À cette époque-là, pour aller à Saigon (Hô Chi Minh-Ville actuelle) les gens des provinces du delta du Mékong (comme Vinh Long, Sa Dec, Cân Tho, Bac Liêu, Rach Gia…) devaient passer par la gare de My Tho. Une fois, en passant la nuit à My Tho, le chef de la troupe de don ca tài tu de Vinh Long, Tông Huu Dinh, a écouté la chanteuse Ba Dac interpréter en même temps trois personnages inspirés du roman en vers Luc Vân Tiên (de l’écrivain - poète Nguyên Dinh Chiêu, 1822-1888). Impressionné par ce nouveau style scénique, Tông Huu Dinh a décidé de «rénover» sa troupe. C’est ainsi que ses chanteurs se sont mis à jouer chacun un personnage, avec des gestes.
C’est en 1915-1916 que le style de chants alternés (entre les personnages) s’est affirmé sur la scène au Sud, donnant la première forme au cai luong. Et la première pièce complète, Kim Vân Kiêu, a été jouée en 1918, à My Tho. Le premier dramaturge de cai luong doit être l’écrivain - journaliste Truong Duy Toàn (pseudonyme Manh Tu, 1885-1957). Il a été l’auteur de plusieurs pièces inspirées d’anciens romans, très célèbres en ce temps-là, comme Kim Vân Kiêu, Luc Vân Tiên, Trang Châu mông hô diêp, Luu Yên Ngoc… C’est à partir de cette époque-là que le cai luong a explosé dans le Sud du Vietnam.

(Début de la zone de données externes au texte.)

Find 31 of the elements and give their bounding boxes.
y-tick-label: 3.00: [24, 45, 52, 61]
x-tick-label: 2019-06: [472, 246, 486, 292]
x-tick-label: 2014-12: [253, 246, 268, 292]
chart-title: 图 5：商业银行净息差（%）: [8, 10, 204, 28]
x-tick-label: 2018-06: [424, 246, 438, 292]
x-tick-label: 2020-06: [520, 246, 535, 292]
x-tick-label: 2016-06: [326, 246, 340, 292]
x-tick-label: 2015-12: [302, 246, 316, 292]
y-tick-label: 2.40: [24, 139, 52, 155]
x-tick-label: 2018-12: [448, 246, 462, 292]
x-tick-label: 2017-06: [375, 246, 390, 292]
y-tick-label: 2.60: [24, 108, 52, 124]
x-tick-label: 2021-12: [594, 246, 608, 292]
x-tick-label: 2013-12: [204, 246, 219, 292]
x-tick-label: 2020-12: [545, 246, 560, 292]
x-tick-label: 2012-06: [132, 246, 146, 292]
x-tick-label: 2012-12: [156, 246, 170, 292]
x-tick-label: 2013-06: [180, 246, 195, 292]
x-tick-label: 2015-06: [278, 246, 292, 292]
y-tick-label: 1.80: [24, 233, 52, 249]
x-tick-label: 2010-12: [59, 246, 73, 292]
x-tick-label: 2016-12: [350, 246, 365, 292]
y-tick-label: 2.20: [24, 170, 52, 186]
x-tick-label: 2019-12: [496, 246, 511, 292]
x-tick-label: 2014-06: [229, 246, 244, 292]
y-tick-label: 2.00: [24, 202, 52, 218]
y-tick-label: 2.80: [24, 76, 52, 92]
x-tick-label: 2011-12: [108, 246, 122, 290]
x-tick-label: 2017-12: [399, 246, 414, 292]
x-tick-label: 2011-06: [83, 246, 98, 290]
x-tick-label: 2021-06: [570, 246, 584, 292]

*Un chant patrimoine mondial
Décembre 2013, le don ca tài tu du Nam Bô (chant des amateurs du Sud) a été classé par l’UNESCO dans la liste représentative du Patrimoine culturel immatériel de l’humanité. Un art vocal centenaire aux racines à la fois savantes et populaires, qui est toujours resté vivace au sein de la communauté rurale du delta du Mékong.